Baseball's greatest homerun hitter is under indictment on charges he lied when he said under oath that he did not use steroids or other performance enhancing drugs.
Just three months after celebrating a career high, smashing baseball's overall homerun record.
"This record is not tainted at all," Bonds said.
Now comes this career low, an indictment on four counts of perjury and one count of obstruction of justice.
The grand jury says evidence was obtained including positive tests for the presence of anabolic steroids and other performance enhancing substances for Bonds.
The indictment accuses Bonds of making false declarations.
"The man who has hit more homeruns than anyone else in the history of the sport is potentially a cheater, a liar, and may be thrown in jail," stated Christine Brennan, columnist for USA Today.
Bonds has long maintained his personal trainer supplied him with substances that he thought were arthritis balm and flaxseed oil.

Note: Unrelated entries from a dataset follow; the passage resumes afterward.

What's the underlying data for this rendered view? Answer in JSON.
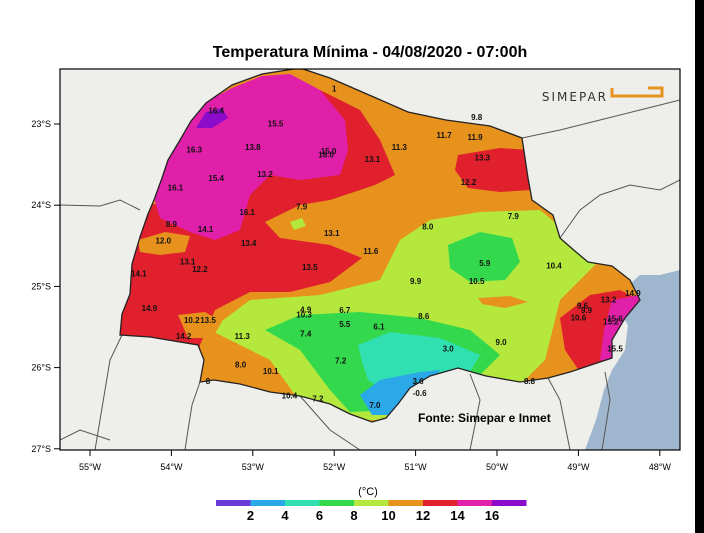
{
  "title": "Temperatura Mínima - 04/08/2020 - 07:00h",
  "brand": "SIMEPAR",
  "credit": "Fonte: Simepar e Inmet",
  "legend": {
    "title": "(°C)",
    "labels": [
      "2",
      "4",
      "6",
      "8",
      "10",
      "12",
      "14",
      "16"
    ],
    "colors": [
      "#6a3ad8",
      "#2aa8e8",
      "#30e0b0",
      "#34d84c",
      "#b4e83c",
      "#e8921e",
      "#e0202c",
      "#e020a8",
      "#8c0ccc"
    ]
  },
  "axes": {
    "lat_labels": [
      "23°S",
      "24°S",
      "25°S",
      "26°S",
      "27°S"
    ],
    "lon_labels": [
      "55°W",
      "54°W",
      "53°W",
      "52°W",
      "51°W",
      "50°W",
      "49°W",
      "48°W"
    ]
  },
  "stations": [
    {
      "v": "16.4",
      "lon": -53.45,
      "lat": -22.87
    },
    {
      "v": "15.5",
      "lon": -52.72,
      "lat": -23.03
    },
    {
      "v": "16.3",
      "lon": -53.72,
      "lat": -23.35
    },
    {
      "v": "13.8",
      "lon": -53.0,
      "lat": -23.32
    },
    {
      "v": "15.0",
      "lon": -52.07,
      "lat": -23.37
    },
    {
      "v": "16.0",
      "lon": -52.1,
      "lat": -23.41
    },
    {
      "v": "13.1",
      "lon": -51.53,
      "lat": -23.47
    },
    {
      "v": "11.3",
      "lon": -51.2,
      "lat": -23.32
    },
    {
      "v": "11.7",
      "lon": -50.65,
      "lat": -23.17
    },
    {
      "v": "9.8",
      "lon": -50.25,
      "lat": -22.95
    },
    {
      "v": "11.9",
      "lon": -50.27,
      "lat": -23.2
    },
    {
      "v": "13.3",
      "lon": -50.18,
      "lat": -23.45
    },
    {
      "v": "12.2",
      "lon": -50.35,
      "lat": -23.75
    },
    {
      "v": "15.4",
      "lon": -53.45,
      "lat": -23.7
    },
    {
      "v": "13.2",
      "lon": -52.85,
      "lat": -23.65
    },
    {
      "v": "16.1",
      "lon": -53.95,
      "lat": -23.82
    },
    {
      "v": "16.1",
      "lon": -53.07,
      "lat": -24.12
    },
    {
      "v": "7.9",
      "lon": -52.4,
      "lat": -24.05
    },
    {
      "v": "8.9",
      "lon": -54.0,
      "lat": -24.27
    },
    {
      "v": "14.1",
      "lon": -53.58,
      "lat": -24.33
    },
    {
      "v": "12.0",
      "lon": -54.1,
      "lat": -24.47
    },
    {
      "v": "13.4",
      "lon": -53.05,
      "lat": -24.5
    },
    {
      "v": "13.1",
      "lon": -52.03,
      "lat": -24.38
    },
    {
      "v": "11.6",
      "lon": -51.55,
      "lat": -24.6
    },
    {
      "v": "8.0",
      "lon": -50.85,
      "lat": -24.3
    },
    {
      "v": "7.9",
      "lon": -49.8,
      "lat": -24.17
    },
    {
      "v": "13.1",
      "lon": -53.8,
      "lat": -24.73
    },
    {
      "v": "12.2",
      "lon": -53.65,
      "lat": -24.82
    },
    {
      "v": "14.1",
      "lon": -54.4,
      "lat": -24.88
    },
    {
      "v": "13.5",
      "lon": -52.3,
      "lat": -24.8
    },
    {
      "v": "5.9",
      "lon": -50.15,
      "lat": -24.75
    },
    {
      "v": "10.4",
      "lon": -49.3,
      "lat": -24.78
    },
    {
      "v": "9.9",
      "lon": -51.0,
      "lat": -24.97
    },
    {
      "v": "10.5",
      "lon": -50.25,
      "lat": -24.97
    },
    {
      "v": "14.9",
      "lon": -54.27,
      "lat": -25.3
    },
    {
      "v": "4.9",
      "lon": -52.35,
      "lat": -25.32
    },
    {
      "v": "10.3",
      "lon": -52.37,
      "lat": -25.38
    },
    {
      "v": "6.7",
      "lon": -51.87,
      "lat": -25.33
    },
    {
      "v": "8.6",
      "lon": -50.9,
      "lat": -25.4
    },
    {
      "v": "9.6",
      "lon": -48.95,
      "lat": -25.27
    },
    {
      "v": "9.9",
      "lon": -48.9,
      "lat": -25.33
    },
    {
      "v": "13.2",
      "lon": -48.63,
      "lat": -25.2
    },
    {
      "v": "14.9",
      "lon": -48.33,
      "lat": -25.12
    },
    {
      "v": "10.2",
      "lon": -53.75,
      "lat": -25.45
    },
    {
      "v": "13.5",
      "lon": -53.55,
      "lat": -25.45
    },
    {
      "v": "5.5",
      "lon": -51.87,
      "lat": -25.5
    },
    {
      "v": "6.1",
      "lon": -51.45,
      "lat": -25.53
    },
    {
      "v": "10.6",
      "lon": -49.0,
      "lat": -25.42
    },
    {
      "v": "15.2",
      "lon": -48.6,
      "lat": -25.47
    },
    {
      "v": "15.6",
      "lon": -48.55,
      "lat": -25.43
    },
    {
      "v": "14.2",
      "lon": -53.85,
      "lat": -25.65
    },
    {
      "v": "11.3",
      "lon": -53.13,
      "lat": -25.65
    },
    {
      "v": "7.4",
      "lon": -52.35,
      "lat": -25.62
    },
    {
      "v": "9.0",
      "lon": -49.95,
      "lat": -25.72
    },
    {
      "v": "3.0",
      "lon": -50.6,
      "lat": -25.8
    },
    {
      "v": "15.5",
      "lon": -48.55,
      "lat": -25.8
    },
    {
      "v": "7.2",
      "lon": -51.92,
      "lat": -25.95
    },
    {
      "v": "8.0",
      "lon": -53.15,
      "lat": -26.0
    },
    {
      "v": "10.1",
      "lon": -52.78,
      "lat": -26.08
    },
    {
      "v": "3.6",
      "lon": -50.97,
      "lat": -26.2
    },
    {
      "v": "8.8",
      "lon": -49.6,
      "lat": -26.2
    },
    {
      "v": "-0.6",
      "lon": -50.95,
      "lat": -26.35
    },
    {
      "v": "10.4",
      "lon": -52.55,
      "lat": -26.38
    },
    {
      "v": "7.2",
      "lon": -52.2,
      "lat": -26.42
    },
    {
      "v": "7.0",
      "lon": -51.5,
      "lat": -26.5
    },
    {
      "v": "8",
      "lon": -53.55,
      "lat": -26.2
    },
    {
      "v": "1",
      "lon": -52.0,
      "lat": -22.6
    }
  ]
}
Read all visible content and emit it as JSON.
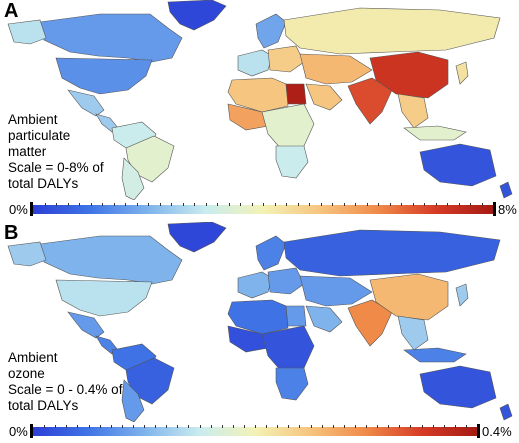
{
  "colors": {
    "water": "#ffffff",
    "border": "#555555",
    "scale": [
      "#2c3fd6",
      "#3f74e6",
      "#7fb3ec",
      "#c9ecef",
      "#f3f2b6",
      "#f6c47e",
      "#f08a49",
      "#d63b26",
      "#a61a14"
    ]
  },
  "panels": [
    {
      "letter": "A",
      "caption": [
        "Ambient",
        "particulate",
        "matter",
        "Scale = 0-8% of",
        "total DALYs"
      ],
      "scale_min_label": "0%",
      "scale_max_label": "8%",
      "regions": [
        {
          "name": "greenland",
          "level": 0.02
        },
        {
          "name": "canada",
          "level": 0.2
        },
        {
          "name": "alaska",
          "level": 0.35
        },
        {
          "name": "usa",
          "level": 0.18
        },
        {
          "name": "mexico",
          "level": 0.3
        },
        {
          "name": "central-america",
          "level": 0.3
        },
        {
          "name": "south-america-north",
          "level": 0.38
        },
        {
          "name": "brazil",
          "level": 0.45
        },
        {
          "name": "south-america-south",
          "level": 0.4
        },
        {
          "name": "europe-west",
          "level": 0.35
        },
        {
          "name": "europe-east",
          "level": 0.6
        },
        {
          "name": "scandinavia",
          "level": 0.22
        },
        {
          "name": "russia",
          "level": 0.52
        },
        {
          "name": "north-africa",
          "level": 0.62
        },
        {
          "name": "egypt",
          "level": 0.98
        },
        {
          "name": "west-africa",
          "level": 0.7
        },
        {
          "name": "central-africa",
          "level": 0.45
        },
        {
          "name": "southern-africa",
          "level": 0.38
        },
        {
          "name": "arabia",
          "level": 0.62
        },
        {
          "name": "central-asia",
          "level": 0.65
        },
        {
          "name": "india",
          "level": 0.85
        },
        {
          "name": "china",
          "level": 0.9
        },
        {
          "name": "southeast-asia",
          "level": 0.6
        },
        {
          "name": "japan",
          "level": 0.55
        },
        {
          "name": "indonesia",
          "level": 0.45
        },
        {
          "name": "australia",
          "level": 0.05
        },
        {
          "name": "new-zealand",
          "level": 0.05
        }
      ]
    },
    {
      "letter": "B",
      "caption": [
        "Ambient",
        "ozone",
        "Scale = 0 - 0.4% of",
        "total DALYs"
      ],
      "scale_min_label": "0%",
      "scale_max_label": "0.4%",
      "regions": [
        {
          "name": "greenland",
          "level": 0.02
        },
        {
          "name": "canada",
          "level": 0.25
        },
        {
          "name": "alaska",
          "level": 0.3
        },
        {
          "name": "usa",
          "level": 0.35
        },
        {
          "name": "mexico",
          "level": 0.2
        },
        {
          "name": "central-america",
          "level": 0.15
        },
        {
          "name": "south-america-north",
          "level": 0.12
        },
        {
          "name": "brazil",
          "level": 0.08
        },
        {
          "name": "south-america-south",
          "level": 0.2
        },
        {
          "name": "europe-west",
          "level": 0.25
        },
        {
          "name": "europe-east",
          "level": 0.2
        },
        {
          "name": "scandinavia",
          "level": 0.15
        },
        {
          "name": "russia",
          "level": 0.08
        },
        {
          "name": "north-africa",
          "level": 0.12
        },
        {
          "name": "egypt",
          "level": 0.2
        },
        {
          "name": "west-africa",
          "level": 0.04
        },
        {
          "name": "central-africa",
          "level": 0.05
        },
        {
          "name": "southern-africa",
          "level": 0.15
        },
        {
          "name": "arabia",
          "level": 0.25
        },
        {
          "name": "central-asia",
          "level": 0.2
        },
        {
          "name": "india",
          "level": 0.75
        },
        {
          "name": "china",
          "level": 0.65
        },
        {
          "name": "southeast-asia",
          "level": 0.3
        },
        {
          "name": "japan",
          "level": 0.3
        },
        {
          "name": "indonesia",
          "level": 0.15
        },
        {
          "name": "australia",
          "level": 0.05
        },
        {
          "name": "new-zealand",
          "level": 0.05
        }
      ]
    }
  ]
}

That trainer, Greg Anderson, was released Nov. 15 after spending months in jail for refusing to testify against his longtime friend.
Bonds' indictment caught his attorneys off guard.
"Now, the public is going to get the whole truth, not just selectively leaked fabrications," explained Mike Rains, Bonds' attorney.
It's also a surprise to Victor Conte, the man whose company, BALCO, is at the center of the government's steroid probe.
"I just don't think they have the evidence that meets beyond a reasonable doubt standard," said Victor Conte, BALCO founder.
If convicted, Bonds could spend 30 years in prison, but the sentence would likely be much less.
Baseball commissioner Bud Selig says he's taking the indictment very seriously.
The head of the baseball players' union says he's saddened at the indictment of Barry Bonds on perjury and obstruction of justice charges in the steroid scandal.
Meanwhile, a lawyer for Bonds' personal trainer says the charges are "out of left field."